Media Watch

Papal Christmas Carol Widely Distributed

AGENCE FRANCE PRESSE, Dec. 24 — Some 1.6 million copies of a recording of a Polish Christmas carol sung by Pope John Paul II were distributed in an edition of a Polish newspaper just before Christmas. The recording of “Little One, Little One” in a dialect from Poland's southern Tatra Mountains was made when the Pope met with a delegation of Polish pilgrims in the Vatican in 1981. The Pope wrote three new stanzas for the carol, one of his favorites, according to Gazeta Wyborcza, the newspaper that distributed the discs. The recording was recently rediscovered in the archives of a Catholic radio station in the eastern Polish city of Lublin.

Pope Appeals for Release of Priest and Other Hostages

ASSOCIATED PRESS, Dec. 23 — Pope John Paul prayed that the spirit of Christmas would inspire kidnappers to release their hostages, especially those being held for their faith.

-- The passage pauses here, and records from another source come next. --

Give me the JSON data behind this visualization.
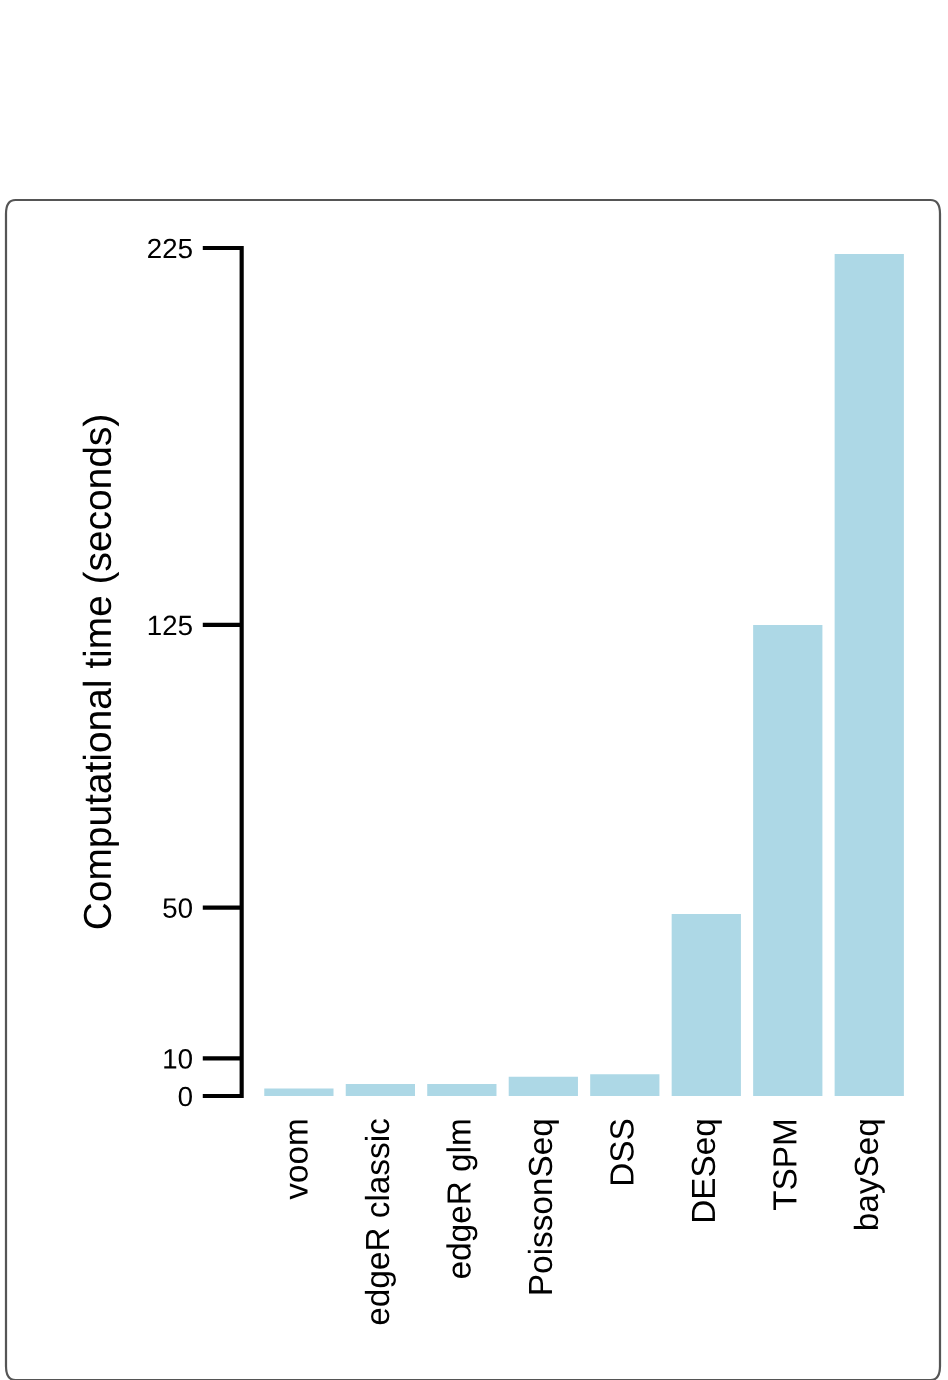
{
  "chart_data": {
    "type": "bar",
    "ylabel": "Computational time (seconds)",
    "categories": [
      "voom",
      "edgeR classic",
      "edgeR glm",
      "PoissonSeq",
      "DSS",
      "DESeq",
      "TSPM",
      "baySeq"
    ],
    "values": [
      2,
      3.2,
      3.2,
      5.1,
      5.8,
      48.3,
      125,
      223.4
    ],
    "color": "#add8e6",
    "ylim": [
      0,
      225
    ],
    "yticks": [
      0,
      10,
      50,
      125,
      225
    ],
    "grid": false
  }
}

The Pope, praying at his window overlooking St. Peter's Square on the Sunday before Christmas, mentioned Sacred Heart of Jesus Father Giuseppe Pierantoni. The priest has been held for more than two months in the southern Philippines by a Muslim gang known as Pentagon, the wire service said. Earlier in the day, police rescued a Canadian man being held for two months by Pentagon.

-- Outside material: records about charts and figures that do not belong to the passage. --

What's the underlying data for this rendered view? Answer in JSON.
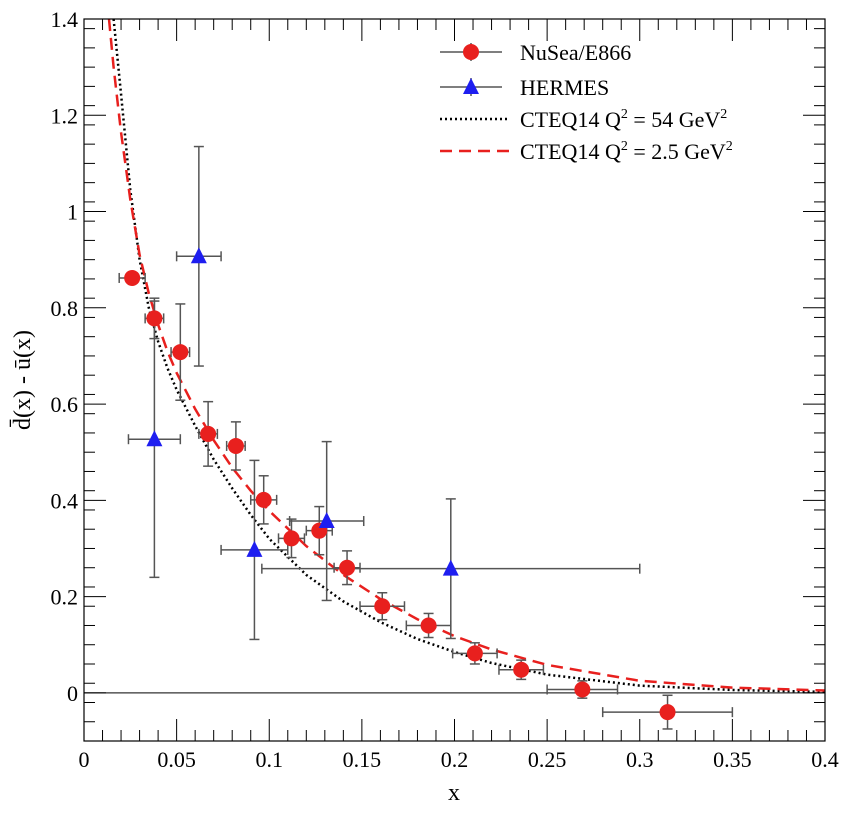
{
  "chart_data": {
    "type": "scatter",
    "xlabel": "x",
    "ylabel": "d̄(x) - ū(x)",
    "xlim": [
      0,
      0.4
    ],
    "ylim": [
      -0.1,
      1.4
    ],
    "xticks": [
      0,
      0.05,
      0.1,
      0.15,
      0.2,
      0.25,
      0.3,
      0.35,
      0.4
    ],
    "xtick_labels": [
      "0",
      "0.05",
      "0.1",
      "0.15",
      "0.2",
      "0.25",
      "0.3",
      "0.35",
      "0.4"
    ],
    "yticks": [
      0,
      0.2,
      0.4,
      0.6,
      0.8,
      1.0,
      1.2,
      1.4
    ],
    "ytick_labels": [
      "0",
      "0.2",
      "0.4",
      "0.6",
      "0.8",
      "1",
      "1.2",
      "1.4"
    ],
    "zero_line": 0,
    "legend_position": "top-right",
    "series": [
      {
        "name": "NuSea/E866",
        "marker": "circle",
        "color": "#e8201e",
        "points": [
          {
            "x": 0.026,
            "y": 0.862,
            "xerr": 0.007,
            "yerr": 0.0
          },
          {
            "x": 0.038,
            "y": 0.778,
            "xerr": 0.005,
            "yerr": 0.042
          },
          {
            "x": 0.052,
            "y": 0.708,
            "xerr": 0.005,
            "yerr": 0.1
          },
          {
            "x": 0.067,
            "y": 0.538,
            "xerr": 0.005,
            "yerr": 0.067
          },
          {
            "x": 0.082,
            "y": 0.513,
            "xerr": 0.005,
            "yerr": 0.05
          },
          {
            "x": 0.097,
            "y": 0.401,
            "xerr": 0.007,
            "yerr": 0.05
          },
          {
            "x": 0.112,
            "y": 0.321,
            "xerr": 0.007,
            "yerr": 0.04
          },
          {
            "x": 0.127,
            "y": 0.337,
            "xerr": 0.007,
            "yerr": 0.05
          },
          {
            "x": 0.142,
            "y": 0.26,
            "xerr": 0.007,
            "yerr": 0.035
          },
          {
            "x": 0.161,
            "y": 0.18,
            "xerr": 0.012,
            "yerr": 0.028
          },
          {
            "x": 0.186,
            "y": 0.14,
            "xerr": 0.012,
            "yerr": 0.025
          },
          {
            "x": 0.211,
            "y": 0.082,
            "xerr": 0.012,
            "yerr": 0.022
          },
          {
            "x": 0.236,
            "y": 0.048,
            "xerr": 0.012,
            "yerr": 0.02
          },
          {
            "x": 0.269,
            "y": 0.007,
            "xerr": 0.019,
            "yerr": 0.018
          },
          {
            "x": 0.315,
            "y": -0.04,
            "xerr": 0.035,
            "yerr": 0.035
          }
        ]
      },
      {
        "name": "HERMES",
        "marker": "triangle",
        "color": "#1e1ef0",
        "points": [
          {
            "x": 0.038,
            "y": 0.527,
            "xerr": 0.014,
            "yerr": 0.287
          },
          {
            "x": 0.062,
            "y": 0.907,
            "xerr": 0.012,
            "yerr": 0.228
          },
          {
            "x": 0.092,
            "y": 0.297,
            "xerr": 0.018,
            "yerr": 0.186
          },
          {
            "x": 0.131,
            "y": 0.357,
            "xerr": 0.02,
            "yerr": 0.165
          },
          {
            "x": 0.198,
            "y": 0.258,
            "xerr": 0.102,
            "yerr": 0.145
          }
        ]
      },
      {
        "name": "CTEQ14 Q² = 54 GeV²",
        "legend_main": "CTEQ14 Q",
        "legend_exp": "2",
        "legend_mid": " = 54 GeV",
        "legend_exp2": "2",
        "style": "dotted",
        "color": "#000000",
        "x": [
          0.016,
          0.02,
          0.025,
          0.03,
          0.035,
          0.04,
          0.045,
          0.05,
          0.06,
          0.07,
          0.08,
          0.09,
          0.1,
          0.12,
          0.14,
          0.16,
          0.18,
          0.2,
          0.22,
          0.25,
          0.3,
          0.35,
          0.4
        ],
        "y": [
          1.4,
          1.245,
          1.045,
          0.9,
          0.8,
          0.73,
          0.675,
          0.63,
          0.555,
          0.485,
          0.425,
          0.37,
          0.32,
          0.245,
          0.19,
          0.147,
          0.112,
          0.085,
          0.062,
          0.038,
          0.015,
          0.006,
          0.002
        ]
      },
      {
        "name": "CTEQ14 Q² = 2.5 GeV²",
        "legend_main": "CTEQ14 Q",
        "legend_exp": "2",
        "legend_mid": " = 2.5 GeV",
        "legend_exp2": "2",
        "style": "dashed",
        "color": "#e8201e",
        "x": [
          0.0135,
          0.016,
          0.02,
          0.025,
          0.03,
          0.035,
          0.04,
          0.045,
          0.05,
          0.06,
          0.07,
          0.08,
          0.09,
          0.1,
          0.12,
          0.14,
          0.16,
          0.18,
          0.2,
          0.22,
          0.25,
          0.3,
          0.35,
          0.4
        ],
        "y": [
          1.4,
          1.3,
          1.165,
          1.025,
          0.91,
          0.83,
          0.765,
          0.71,
          0.665,
          0.59,
          0.525,
          0.468,
          0.42,
          0.378,
          0.305,
          0.245,
          0.195,
          0.153,
          0.118,
          0.09,
          0.058,
          0.025,
          0.011,
          0.005
        ]
      }
    ]
  }
}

Star of Bethlehem Is Focus of Arizona Study

MAIL ON SUNDAY, Dec. 23 — Jesuit Father Christopher Corbally, vice director of the Vatican Observatory on Mount Graham in Arizona, believes the Star of Bethlehem was not a star. Instead, the Wise Men were following an extraordinary conjunction of Jupiter, Saturn and Mars in the constellation of Aries, he told the London newspaper.

“The Wise Men would have been interested in astronomy and astrology,” he said. “By working backwards, one can deduce that Jupiter would have converged with the two other planets around the time of Christ's birth. That seems the most likely explanation to me of a bright, shining star over Judea.

“It would have been highly symbolic because Aries the Ram is considered a ‘ruler,’” he said. “The meeting of these three powerful planets under this sign could have been interpreted as a celestial signal of a great person's birth.”

Father Corbally and 10 other Jesuits make up the official Vatican Observatory team at Mount Graham, three hours southeast of Tucson. Taking shifts from sunset to sunrise, they work with a computer-guided telescope built in the early 1990s. The priest is conducting a survey of the 3,600 nearest stars to Earth and the data will go to NASA.

“We are looking for any which might support earthlike planets and, thus, earthlike life,” he said.